Taliya Minullina named “three horses” that can take PPP projects to a “smooth road”. Firstly, through the mechanism of public debt repayment. Secondly, through the rating of the Agency of Strategic Initiatives that integrates these projects. Thirdly, through a private initiative. She says that projects in health care are promoted better because money is paid back through the fund of Compulsory Medical Insurance.

How PPP project in Chelny was implemented

Despite budget risks, Tatarstan has quite a big number of implemented PPP projects, but each of them has individual terms of how investors get investments back, Tatarstan Sport Minister Vladimir Leonov continued. As a successful example, he talked about the scheme of a PPP project on the construction of a fitness centre in Naberezhnye Chelny.

“We made up a scheme. It had a lot of nuances and complications,” he said.
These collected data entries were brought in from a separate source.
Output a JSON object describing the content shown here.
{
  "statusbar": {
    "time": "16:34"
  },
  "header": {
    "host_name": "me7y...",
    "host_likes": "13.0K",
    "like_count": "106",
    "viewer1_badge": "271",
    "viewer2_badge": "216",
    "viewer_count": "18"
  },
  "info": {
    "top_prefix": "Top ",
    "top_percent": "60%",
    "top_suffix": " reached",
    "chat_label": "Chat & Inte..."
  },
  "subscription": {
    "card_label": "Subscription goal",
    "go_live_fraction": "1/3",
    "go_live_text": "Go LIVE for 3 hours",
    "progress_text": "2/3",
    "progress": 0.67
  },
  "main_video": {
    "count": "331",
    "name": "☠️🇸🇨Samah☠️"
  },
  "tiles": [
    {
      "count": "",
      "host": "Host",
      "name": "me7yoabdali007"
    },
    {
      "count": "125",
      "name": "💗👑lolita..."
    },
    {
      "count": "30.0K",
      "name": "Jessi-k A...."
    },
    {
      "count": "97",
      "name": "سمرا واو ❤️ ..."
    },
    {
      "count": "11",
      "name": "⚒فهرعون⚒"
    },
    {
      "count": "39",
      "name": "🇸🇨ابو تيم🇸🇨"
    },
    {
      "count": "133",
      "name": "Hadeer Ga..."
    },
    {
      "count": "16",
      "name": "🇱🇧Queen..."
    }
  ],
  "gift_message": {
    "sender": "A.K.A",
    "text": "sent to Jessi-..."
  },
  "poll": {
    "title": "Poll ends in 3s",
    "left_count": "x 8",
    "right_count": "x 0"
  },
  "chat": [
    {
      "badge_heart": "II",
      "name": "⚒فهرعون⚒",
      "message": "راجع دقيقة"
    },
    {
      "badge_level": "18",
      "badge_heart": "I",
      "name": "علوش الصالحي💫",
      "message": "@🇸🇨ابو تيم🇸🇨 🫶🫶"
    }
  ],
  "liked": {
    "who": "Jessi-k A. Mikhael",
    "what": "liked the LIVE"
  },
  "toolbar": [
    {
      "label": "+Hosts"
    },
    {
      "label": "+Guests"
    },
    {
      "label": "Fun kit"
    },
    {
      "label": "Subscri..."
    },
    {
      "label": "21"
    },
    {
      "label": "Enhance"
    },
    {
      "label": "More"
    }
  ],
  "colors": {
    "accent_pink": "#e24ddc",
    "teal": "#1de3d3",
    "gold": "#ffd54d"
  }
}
The total value of the project was 400 million rubles. Chelny’s authorities allocated 50 million rubles from the budget, but the federal co-financing was 58%. Instead, the municipal authorities got the opportunity of offering services to residents of this city in this complex for 4 million rubles a year. In conclusion, Vladimir Leonov said that there was no rule for Tatarstan to participate in PPP projects because always there are negotiations.

Nowadays, the federal system in Tatarstan has the biggest amount of preferential agreements in housing utilities — 155 agreements, another 12 — in health care, 5 — in energy services, 3 — in culture and leisure, one agreement was signed within municipal and private partnership, precisely in the venue in Naberezhnye Chelny. So Russia’s first agreement of this kind according to Federal Law No. 224-FL was signed in 2018 to create a sports venue.